L’esercito della foresta e l’invasione degli alieni

C’è poi il capitolo, eterno, dei Forestali e dei Pip. Per i boschi si stanziano 291 milioni l’anno. Per fare cosa? Di tutto un po’: spegnere incendi, piantare alberi, vendere legna, sistemare argini. Troppa roba, tutta insieme, senza capire dove finisce un compito e inizia l’altro. I tecnici segnalano “poca chiarezza”. E che dire dell’articolo 14? Cinquantamila euro per una “cabina di regia” sulle specie esotiche invasive. In un’isola che ha problemi di siccità, rifiuti e infrastrutture colabrodo, ci si preoccupa – duplicando un organismo che esiste già a Roma – dei granchi blu o dei parrocchetti.

Discrezionalità, questa sconosciuta

Scorrendo le note dei revisori, la parola che torna più spesso è “discrezionalità”. La si trova nei fondi per i parchi archeologici (3 milioni da spartire senza criteri chiari), nei soldi per il “disagio sociale” (chi decide cos’è disagio e chi lo cura?), e persino negli sconti sul bollo auto, scritti senza calcolare quanto costeranno alle casse pubbliche.

È un bilancio che assomiglia a un assegno firmato ma non compilato.
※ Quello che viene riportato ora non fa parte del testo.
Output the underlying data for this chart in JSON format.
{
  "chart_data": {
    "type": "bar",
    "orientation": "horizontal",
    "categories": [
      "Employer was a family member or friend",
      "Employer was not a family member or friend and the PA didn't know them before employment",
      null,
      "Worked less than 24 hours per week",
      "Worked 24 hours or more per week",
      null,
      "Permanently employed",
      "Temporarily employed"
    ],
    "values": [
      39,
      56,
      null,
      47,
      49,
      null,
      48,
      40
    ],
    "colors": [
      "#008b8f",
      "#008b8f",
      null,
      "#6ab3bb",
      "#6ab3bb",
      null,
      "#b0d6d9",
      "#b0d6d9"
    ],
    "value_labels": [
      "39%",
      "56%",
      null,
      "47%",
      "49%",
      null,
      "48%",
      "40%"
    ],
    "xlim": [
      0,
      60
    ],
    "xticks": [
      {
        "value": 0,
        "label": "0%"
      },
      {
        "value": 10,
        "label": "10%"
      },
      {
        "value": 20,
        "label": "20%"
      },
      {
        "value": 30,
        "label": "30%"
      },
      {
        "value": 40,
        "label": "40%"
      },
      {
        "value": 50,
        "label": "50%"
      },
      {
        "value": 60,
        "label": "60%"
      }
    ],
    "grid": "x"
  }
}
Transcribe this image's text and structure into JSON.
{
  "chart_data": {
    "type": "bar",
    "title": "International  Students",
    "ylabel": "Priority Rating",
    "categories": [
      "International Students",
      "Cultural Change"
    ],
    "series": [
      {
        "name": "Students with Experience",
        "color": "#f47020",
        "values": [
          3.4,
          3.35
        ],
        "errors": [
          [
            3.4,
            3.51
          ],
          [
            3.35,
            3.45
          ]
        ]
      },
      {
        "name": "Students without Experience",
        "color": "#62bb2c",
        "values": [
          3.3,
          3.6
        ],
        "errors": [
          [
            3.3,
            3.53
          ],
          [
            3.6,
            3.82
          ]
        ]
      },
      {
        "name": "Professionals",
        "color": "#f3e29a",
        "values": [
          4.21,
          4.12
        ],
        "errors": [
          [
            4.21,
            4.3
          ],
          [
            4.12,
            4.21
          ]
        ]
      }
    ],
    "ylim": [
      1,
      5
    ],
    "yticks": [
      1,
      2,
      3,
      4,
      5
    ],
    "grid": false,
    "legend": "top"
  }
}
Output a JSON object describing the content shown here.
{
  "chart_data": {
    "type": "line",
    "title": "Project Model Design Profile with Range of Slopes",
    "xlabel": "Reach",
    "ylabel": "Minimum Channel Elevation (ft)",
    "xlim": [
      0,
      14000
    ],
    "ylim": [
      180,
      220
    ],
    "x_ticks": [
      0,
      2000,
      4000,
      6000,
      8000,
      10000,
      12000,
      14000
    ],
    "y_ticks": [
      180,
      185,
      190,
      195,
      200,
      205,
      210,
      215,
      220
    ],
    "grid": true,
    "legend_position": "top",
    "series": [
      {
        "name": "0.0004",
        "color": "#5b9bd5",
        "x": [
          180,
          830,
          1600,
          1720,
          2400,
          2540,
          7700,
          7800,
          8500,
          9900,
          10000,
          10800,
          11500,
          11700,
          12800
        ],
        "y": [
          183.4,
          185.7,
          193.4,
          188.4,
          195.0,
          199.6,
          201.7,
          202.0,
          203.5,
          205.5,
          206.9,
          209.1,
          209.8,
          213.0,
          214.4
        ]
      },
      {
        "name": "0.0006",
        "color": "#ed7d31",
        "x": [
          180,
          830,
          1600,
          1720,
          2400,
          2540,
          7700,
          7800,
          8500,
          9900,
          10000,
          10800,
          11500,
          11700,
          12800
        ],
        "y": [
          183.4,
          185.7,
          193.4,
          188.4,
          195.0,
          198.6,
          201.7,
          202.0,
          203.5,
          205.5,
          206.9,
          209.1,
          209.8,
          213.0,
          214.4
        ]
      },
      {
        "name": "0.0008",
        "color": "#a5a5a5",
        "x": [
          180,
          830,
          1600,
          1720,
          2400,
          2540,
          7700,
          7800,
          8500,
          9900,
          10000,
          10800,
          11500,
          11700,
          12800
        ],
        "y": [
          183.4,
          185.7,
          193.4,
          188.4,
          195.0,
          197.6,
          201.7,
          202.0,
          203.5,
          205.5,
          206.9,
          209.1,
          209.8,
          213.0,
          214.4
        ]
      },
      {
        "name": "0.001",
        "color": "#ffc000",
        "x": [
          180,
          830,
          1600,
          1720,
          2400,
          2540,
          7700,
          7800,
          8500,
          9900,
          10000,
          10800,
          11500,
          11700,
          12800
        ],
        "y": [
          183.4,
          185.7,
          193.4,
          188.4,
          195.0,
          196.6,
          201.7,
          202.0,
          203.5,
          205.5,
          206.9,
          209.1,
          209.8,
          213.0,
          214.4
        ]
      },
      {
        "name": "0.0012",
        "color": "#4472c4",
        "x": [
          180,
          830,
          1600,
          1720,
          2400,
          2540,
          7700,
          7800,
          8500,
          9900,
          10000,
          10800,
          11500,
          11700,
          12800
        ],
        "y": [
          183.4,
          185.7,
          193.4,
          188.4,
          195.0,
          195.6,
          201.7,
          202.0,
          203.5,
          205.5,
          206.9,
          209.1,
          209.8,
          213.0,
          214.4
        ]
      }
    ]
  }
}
La Commissione Bilancio ha già dato qualche via libera, ma i dubbi restano. Il governo Schifani ha i soldi, e questa è una notizia. Ma se non spiega in fretta come intende spenderli, rispettando le leggi prima ancora che le promesse elettorali, questa pioggia di miliardi rischia di evaporare prima di toccare terra. O peggio, di finire nelle solite, poche, tasche.